When the initial results of the collaboration between SUSE and it-novum can be expected is unknown; this is one topic not covered in the press releases. However, the two companies are unlikely to take long to present the initial results, because there is clearly genuine demand right now, and openATTIC provides the perfect foundation.

Disaster Recovery

In the unanimous opinion of all admins with experience of the product, one of the biggest drawbacks of Ceph is the lack of support for asynchronous replication, which is necessary to build a disaster recovery setup. A Ceph cluster could be set up to span multiple data centers if the connections between the sites are fast enough.

Then, however, the latency problem raises its ugly head again: In Ceph, a client receives confirmation of a successful write only after the specified object has been copied to the number of OSDs defined by the replication policy. Even really good data center links have a higher latency than write access to filesystems can tolerate. If you want to build a multi-data-center Ceph in this way, you have to accept the very high latencies for write access to the virtual disk on the client side.

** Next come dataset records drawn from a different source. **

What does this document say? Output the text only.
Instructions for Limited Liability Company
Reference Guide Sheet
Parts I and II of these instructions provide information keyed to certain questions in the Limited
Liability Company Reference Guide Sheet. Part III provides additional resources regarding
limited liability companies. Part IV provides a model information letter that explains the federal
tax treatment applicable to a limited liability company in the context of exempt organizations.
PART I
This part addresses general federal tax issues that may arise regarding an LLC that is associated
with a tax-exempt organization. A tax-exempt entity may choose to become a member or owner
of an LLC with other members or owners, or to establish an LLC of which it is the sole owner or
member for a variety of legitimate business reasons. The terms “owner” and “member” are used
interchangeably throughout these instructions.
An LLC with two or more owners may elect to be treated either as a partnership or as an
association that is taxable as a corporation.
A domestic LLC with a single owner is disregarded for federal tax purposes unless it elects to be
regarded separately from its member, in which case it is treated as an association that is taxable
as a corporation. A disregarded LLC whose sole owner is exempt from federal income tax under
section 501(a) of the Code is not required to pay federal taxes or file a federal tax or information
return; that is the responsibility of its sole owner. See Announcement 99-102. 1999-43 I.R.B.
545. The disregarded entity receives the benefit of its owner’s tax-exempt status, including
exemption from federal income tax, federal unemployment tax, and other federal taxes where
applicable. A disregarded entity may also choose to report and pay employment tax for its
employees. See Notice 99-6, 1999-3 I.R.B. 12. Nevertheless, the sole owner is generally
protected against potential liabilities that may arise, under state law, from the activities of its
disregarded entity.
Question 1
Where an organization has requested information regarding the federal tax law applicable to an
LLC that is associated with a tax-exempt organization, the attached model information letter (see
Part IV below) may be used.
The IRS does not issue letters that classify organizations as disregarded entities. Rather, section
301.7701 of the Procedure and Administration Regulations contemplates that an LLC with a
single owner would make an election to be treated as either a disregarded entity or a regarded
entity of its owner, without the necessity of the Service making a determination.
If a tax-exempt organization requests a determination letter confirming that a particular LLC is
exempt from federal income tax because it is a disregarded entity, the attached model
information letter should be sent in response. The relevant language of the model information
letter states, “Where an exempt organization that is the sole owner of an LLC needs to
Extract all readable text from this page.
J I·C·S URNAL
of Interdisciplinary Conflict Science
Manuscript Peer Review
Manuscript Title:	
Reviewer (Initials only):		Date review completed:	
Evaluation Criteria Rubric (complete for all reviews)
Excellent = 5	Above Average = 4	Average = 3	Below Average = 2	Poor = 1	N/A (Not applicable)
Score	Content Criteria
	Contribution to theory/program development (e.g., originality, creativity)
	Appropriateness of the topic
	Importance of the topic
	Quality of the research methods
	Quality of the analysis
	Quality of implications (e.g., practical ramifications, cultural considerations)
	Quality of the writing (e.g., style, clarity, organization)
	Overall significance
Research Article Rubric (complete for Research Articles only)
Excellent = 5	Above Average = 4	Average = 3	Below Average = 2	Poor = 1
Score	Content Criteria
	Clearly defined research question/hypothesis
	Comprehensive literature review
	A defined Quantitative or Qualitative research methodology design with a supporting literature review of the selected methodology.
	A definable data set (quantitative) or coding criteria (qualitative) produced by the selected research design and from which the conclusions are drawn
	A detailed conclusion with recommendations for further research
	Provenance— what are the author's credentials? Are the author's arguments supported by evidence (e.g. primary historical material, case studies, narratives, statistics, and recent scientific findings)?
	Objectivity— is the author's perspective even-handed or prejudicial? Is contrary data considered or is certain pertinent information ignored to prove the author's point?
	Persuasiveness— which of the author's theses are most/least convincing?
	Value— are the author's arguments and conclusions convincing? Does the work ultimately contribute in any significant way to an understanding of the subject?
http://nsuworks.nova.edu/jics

Currently, you have several approaches to solving the problem in Ceph. Replication between two clusters of Ceph with the RADOS federated gateway (Figure 4) is suitable for classic storage services in the style of Dropbox. An agent part of the RADOS gateway synchronizes data between the pools of two RADOS clusters at regular intervals. The only drawback: The solution is not suitable for RBDs, but it is exactly these devices that are regularly used in OpenStack installations.

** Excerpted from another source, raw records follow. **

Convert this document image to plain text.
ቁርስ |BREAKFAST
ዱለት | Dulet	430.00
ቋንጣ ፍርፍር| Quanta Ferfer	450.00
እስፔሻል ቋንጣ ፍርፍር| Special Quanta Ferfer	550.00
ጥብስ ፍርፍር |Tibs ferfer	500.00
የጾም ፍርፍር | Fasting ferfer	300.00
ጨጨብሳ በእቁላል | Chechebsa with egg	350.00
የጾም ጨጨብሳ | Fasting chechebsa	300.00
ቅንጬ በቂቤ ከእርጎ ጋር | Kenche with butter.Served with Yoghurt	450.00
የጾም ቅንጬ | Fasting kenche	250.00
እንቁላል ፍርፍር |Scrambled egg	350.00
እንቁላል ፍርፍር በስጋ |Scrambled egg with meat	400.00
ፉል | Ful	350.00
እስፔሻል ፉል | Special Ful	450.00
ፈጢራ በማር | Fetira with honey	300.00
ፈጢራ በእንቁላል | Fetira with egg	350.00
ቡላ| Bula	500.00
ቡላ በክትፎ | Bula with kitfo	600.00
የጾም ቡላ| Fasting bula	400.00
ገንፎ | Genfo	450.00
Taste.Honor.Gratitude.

Figure 4: The RADOS gateway offers Dropbox-like services for Ceph. In Jewel, the developers have improved off-site replication in the RADOS gateway.

A different solution is thus needed, and the developers laid down the basis for it in the Jewel version of Ceph: The RBD driver will have a journal in future in which the incoming write operations are noted. You can thus track for each RBD which changes are taking place. This eliminates the need for synchronous replication for links between data centers: If the content of the journal is regularly replicated between sites, a consistent state can always be ensured on both sides of the link.

If worst comes to worst, it's possible that not all the writes from the active data center reach the standby data center if the former is hit by a meteorite. However, the provider will probably prefer this possibility to day-long failure of all services.

Incidentally, the developers have again performed a major upgrade in Jewel on the previously mentioned multiple-site replication feature in the RADOS gateway. The setup can now be run in active-active mode. The agent used thus far will, in future, be an immediate part of the RADOS gateway itself, thus removing the need to run an additional service.

Sys Admin Everyday Life

In addition to the major construction sites, some minor changes in the Jewel release also attracted attention. Although unit files for operation with systemd have officially been around in Ceph since mid-2014, the developers enhanced them again for Jewel. A unit file now exists for each Ceph service; individual instances such as OSDs can be started or stopped in a targeted way on systems with systemd.

The same applies for integration with the SELinux security framework. Ubuntu users who would rather rely on the Ubuntu default AppArmor will need to put in some manual work if things go wrong. The developers have also looked into the topic of security for Jewel: Ceph uses its own authentication system, CephX, when users or individual services such as OSDs, MDSs, or MONs want to log in on the cluster (Figure 5).

Figure 5: CephX will be better protected in future against brute force attacks. However, it is unclear whether this function will make Jewel freeze.

For protection against brute force attacks, a client who tries to log in on the cluster with false credentials too often will be added automatically to a black list. Ceph then refuses all further logon attempts, regardless of the validity of the username and password combination. When this issue went to press, this function still not not appear in Jewel.